Связи и разрывы. Парадоксы преемственности

Связи и разрывы. Парадоксы преемственности

Черно-белые, с красным флагом двадцатые

Одним из самых устойчивых клише о начале советского кинематографа было такое: он начинался с нуля. "Мы приходили в кино как бедуины или золотоискатели. На голое место…" — повторял Сергей Эйзенштейн. Лидер революционного авангарда Адриан Пиотровский (типическая фигура послеоктябрьских 20-х, энтузиаст, интеллектуал, специалист по классической филологии, переводчик с древнегреческого, влюбленный в кинематограф, возглавивший сценарный отдел Ленинградской кинофабрики, поистине вдохновитель "Ленфильма", будет арестован в 1937-м и расстрелян) выразил эту общераспространенную мысль более развернуто, назвав первые фильмы раннего советского производства "кустарно воспроизводящими технику отсталого дореволюционного русского кино", в то время как "значительная часть художественной программы левого кино в 1923–1925 годах была прививкой нашей чудовищно отставшей кинематографии достижений и изобретений западноевропейского и по преимуществу американского кино"1.

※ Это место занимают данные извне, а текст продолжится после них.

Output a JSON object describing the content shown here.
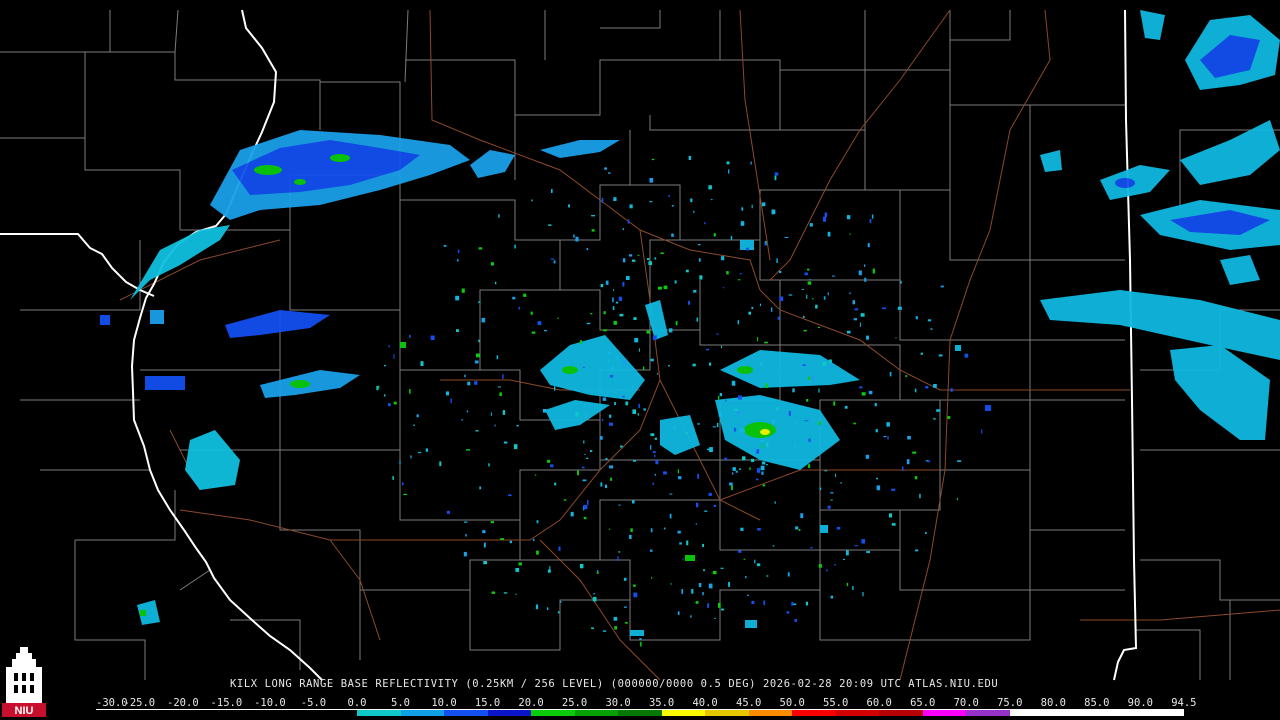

Заблуждение, при всей его тенденциозности, можно отнести к разряду добросовестных: новаторам помимо естественной борьбы за абсолютный приоритет в искусстве всегда кажется, что до них в мире царила пустота.
Между тем, как много ни было уже сказано и написано о разрухе на кинофабриках, о закопанной фабрикантами в землю кинопленке, о холоде в павильонах (и все это правда!), давно следовало бы обратить внимание на эффект непрерывности художественного процесса, о чем свидетельствует статистика.

Кроме трехсот пятидесяти с лишним фильмов еще существовавшего частного производства (1917–1921) около двухсот тридцати было снято на национализированных старых кинофабриках Москвы, Петрограда, Киева, Одессы, Ялты, на базе московского и петроградского кинокомитетов — первых государственных учреждениях.

Советскому кино в дальнейшем доведется пережить еще более тяжелые периоды "малокартинья". В последние годы жизни Сталина могучий многонациональный государственный кинематограф СССР выпустит тринадцать фильмов в 1950-м, девять — в 1951-м и не по материальным причинам, а по концентрированному, дошедшему до предела давлению на кино. После "революции 1986 года" и падения Госкино СССР "малокартинье", запустение на гигантских студиях Москвы и Санкт-Петербурга продолжалось дольше десятилетия.

За 1917–1925 годы (вторая дата — "Броненосец Потемкин" — начало классического революционного авангарда) послеоктябрьский русский, а затем и многонациональный советский кинематограф успел прожить насыщенную и полнокровную жизнь.

Сколь ни разноперой и разномастной была продукция частных фирм (еще раз: 350 наименований!), среди нее уже встречались произведения незаурядные, отмеченные печатью времени.

К таковым следует отнести экранизацию "Поликушки" Л. Н. Толстого (1919), сделанную А. А. Саниным, помощником К. С. Станиславского по Московскому художественному театру. Он пришел в ателье "Русь" в качестве режиссера и заведующего литературной частью (сохранилась его интереснейшая переписка с Александром Блоком, которого он пытался привлечь к написанию сценариев). При непреодоленной театральности фильм захватывал эмоциональной и искренней игрой Ивана Москвина, жестким изображением нищеты и тьмы деревенской жизни. Картина "Поликушка" стала одной из первых в экспорте уже под маркой Советской России, Европа признала ее выражением "русской души" и "русского стиля", а "немой крик" Поликея в момент, когда несчастный видит, что у него украдены деньги, доверенные ему барыней, потрясал сердца и был буквально воспет критикой.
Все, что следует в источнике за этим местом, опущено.